I changed again throughout her week at CHKD. I feel like I grew up a lot. Looking at my daughter laying there, so peacefully, probably dreaming about owls and reeses and chicfila sweet tea. We were surrounded by people the entire week. I wanted to be surrounded by people. I wanted my daughter to be surrounded by people. I wanted everyone to meet her. To see this beautiful baby girl that Chris and I had made together. A perfect picture of our love, joined together, half of him and half of me. A miracle from God himself. I am so grateful for the people who were able to meet her.
I was changed again when my mom and I drove up to UVA. I can't say I didn't expect bad news, but I can say my expectation for a miracle outweighed any expectation of bad news. I changed again when I was able to sit at my daughters bedside, caressing her head, holding her hand, singing to her. I wonder if she ever heard me. She looked at me once, at CHKD, on her 2nd day of life... but I wonder if she ever actually heard Chris or I talking to her in her short life.
I was forever. changed. when I knew my daughter had taken her last breath. When I saw the look on her doctor's faces right before they told me... that changed my life, forever.
When we buried our daughter, I think I had stopped changing. I think my emotional pain tolerance had built that wall up so high that change was impossible.
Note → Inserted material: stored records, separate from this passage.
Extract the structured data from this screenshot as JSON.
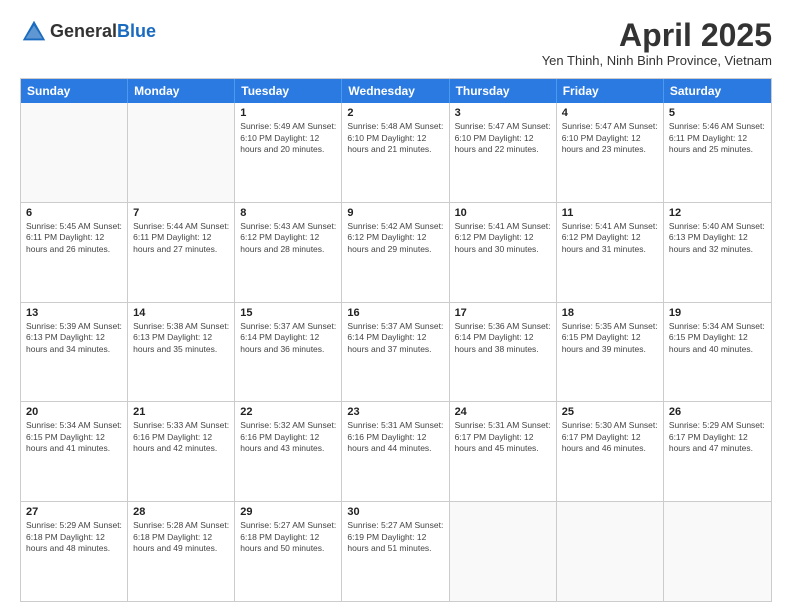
{
  "header": {
    "logo_line1": "General",
    "logo_line2": "Blue",
    "title": "April 2025",
    "location": "Yen Thinh, Ninh Binh Province, Vietnam"
  },
  "days_of_week": [
    "Sunday",
    "Monday",
    "Tuesday",
    "Wednesday",
    "Thursday",
    "Friday",
    "Saturday"
  ],
  "weeks": [
    [
      {
        "day": "",
        "info": ""
      },
      {
        "day": "",
        "info": ""
      },
      {
        "day": "1",
        "info": "Sunrise: 5:49 AM\nSunset: 6:10 PM\nDaylight: 12 hours and 20 minutes."
      },
      {
        "day": "2",
        "info": "Sunrise: 5:48 AM\nSunset: 6:10 PM\nDaylight: 12 hours and 21 minutes."
      },
      {
        "day": "3",
        "info": "Sunrise: 5:47 AM\nSunset: 6:10 PM\nDaylight: 12 hours and 22 minutes."
      },
      {
        "day": "4",
        "info": "Sunrise: 5:47 AM\nSunset: 6:10 PM\nDaylight: 12 hours and 23 minutes."
      },
      {
        "day": "5",
        "info": "Sunrise: 5:46 AM\nSunset: 6:11 PM\nDaylight: 12 hours and 25 minutes."
      }
    ],
    [
      {
        "day": "6",
        "info": "Sunrise: 5:45 AM\nSunset: 6:11 PM\nDaylight: 12 hours and 26 minutes."
      },
      {
        "day": "7",
        "info": "Sunrise: 5:44 AM\nSunset: 6:11 PM\nDaylight: 12 hours and 27 minutes."
      },
      {
        "day": "8",
        "info": "Sunrise: 5:43 AM\nSunset: 6:12 PM\nDaylight: 12 hours and 28 minutes."
      },
      {
        "day": "9",
        "info": "Sunrise: 5:42 AM\nSunset: 6:12 PM\nDaylight: 12 hours and 29 minutes."
      },
      {
        "day": "10",
        "info": "Sunrise: 5:41 AM\nSunset: 6:12 PM\nDaylight: 12 hours and 30 minutes."
      },
      {
        "day": "11",
        "info": "Sunrise: 5:41 AM\nSunset: 6:12 PM\nDaylight: 12 hours and 31 minutes."
      },
      {
        "day": "12",
        "info": "Sunrise: 5:40 AM\nSunset: 6:13 PM\nDaylight: 12 hours and 32 minutes."
      }
    ],
    [
      {
        "day": "13",
        "info": "Sunrise: 5:39 AM\nSunset: 6:13 PM\nDaylight: 12 hours and 34 minutes."
      },
      {
        "day": "14",
        "info": "Sunrise: 5:38 AM\nSunset: 6:13 PM\nDaylight: 12 hours and 35 minutes."
      },
      {
        "day": "15",
        "info": "Sunrise: 5:37 AM\nSunset: 6:14 PM\nDaylight: 12 hours and 36 minutes."
      },
      {
        "day": "16",
        "info": "Sunrise: 5:37 AM\nSunset: 6:14 PM\nDaylight: 12 hours and 37 minutes."
      },
      {
        "day": "17",
        "info": "Sunrise: 5:36 AM\nSunset: 6:14 PM\nDaylight: 12 hours and 38 minutes."
      },
      {
        "day": "18",
        "info": "Sunrise: 5:35 AM\nSunset: 6:15 PM\nDaylight: 12 hours and 39 minutes."
      },
      {
        "day": "19",
        "info": "Sunrise: 5:34 AM\nSunset: 6:15 PM\nDaylight: 12 hours and 40 minutes."
      }
    ],
    [
      {
        "day": "20",
        "info": "Sunrise: 5:34 AM\nSunset: 6:15 PM\nDaylight: 12 hours and 41 minutes."
      },
      {
        "day": "21",
        "info": "Sunrise: 5:33 AM\nSunset: 6:16 PM\nDaylight: 12 hours and 42 minutes."
      },
      {
        "day": "22",
        "info": "Sunrise: 5:32 AM\nSunset: 6:16 PM\nDaylight: 12 hours and 43 minutes."
      },
      {
        "day": "23",
        "info": "Sunrise: 5:31 AM\nSunset: 6:16 PM\nDaylight: 12 hours and 44 minutes."
      },
      {
        "day": "24",
        "info": "Sunrise: 5:31 AM\nSunset: 6:17 PM\nDaylight: 12 hours and 45 minutes."
      },
      {
        "day": "25",
        "info": "Sunrise: 5:30 AM\nSunset: 6:17 PM\nDaylight: 12 hours and 46 minutes."
      },
      {
        "day": "26",
        "info": "Sunrise: 5:29 AM\nSunset: 6:17 PM\nDaylight: 12 hours and 47 minutes."
      }
    ],
    [
      {
        "day": "27",
        "info": "Sunrise: 5:29 AM\nSunset: 6:18 PM\nDaylight: 12 hours and 48 minutes."
      },
      {
        "day": "28",
        "info": "Sunrise: 5:28 AM\nSunset: 6:18 PM\nDaylight: 12 hours and 49 minutes."
      },
      {
        "day": "29",
        "info": "Sunrise: 5:27 AM\nSunset: 6:18 PM\nDaylight: 12 hours and 50 minutes."
      },
      {
        "day": "30",
        "info": "Sunrise: 5:27 AM\nSunset: 6:19 PM\nDaylight: 12 hours and 51 minutes."
      },
      {
        "day": "",
        "info": ""
      },
      {
        "day": "",
        "info": ""
      },
      {
        "day": "",
        "info": ""
      }
    ]
  ]
}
I couldn't do anything different than what I had been doing. There was nothing I could do.
Chris and I spent much of the next week watching redbox movies in bed, sleeping, crying, talking, crying, sleeping. We spent a lot of time together, with no one else, and in that time I fell more in love with him than I could have every predicted.
That's why, for his 29th birthday, I knew that I had to change, again- I had to actually make myself get out of my comfort zone and push down this wall a little bit, and let our beautiful home that he provides for me and Sebastion, be seen, and filled, with people who genuinely love us.
I don't know if any of this makes much sense... I'm not going to reread or edit it. at all. I just know that my life was forever changed by our daughter, our sweet Caris AnnaBelle.
I want to make her proud of me. Chris says that all the time "She made us proud, so now it's our turn. She wouldn't want us to be sad or grumpy or miserable all the time. We can have our moments of weakness but we need to use those to glorify Caris, not wallow in our own self-pity." My husband says some pretty profound things sometimes.
Like I said, God's own miracle, putting us together. Chris and I were forever changed by our daughter. I just need to remember that we're still here, and we still need to make her proud. And I'd like to believe she'd be proud of me for knocking down this wall around my heart and be the loving and giving person I always was, just in a different way. Just because I was forever changed doesn't mean my love for people goes away... and so, I'm heading out to spend time with 5 of my favorite little people and my sister. And I'm hoping that as time progresses, and as we continue to heal, the Maggie my daughter helped create me to be will be full of grace, and full of love. Just as she would want.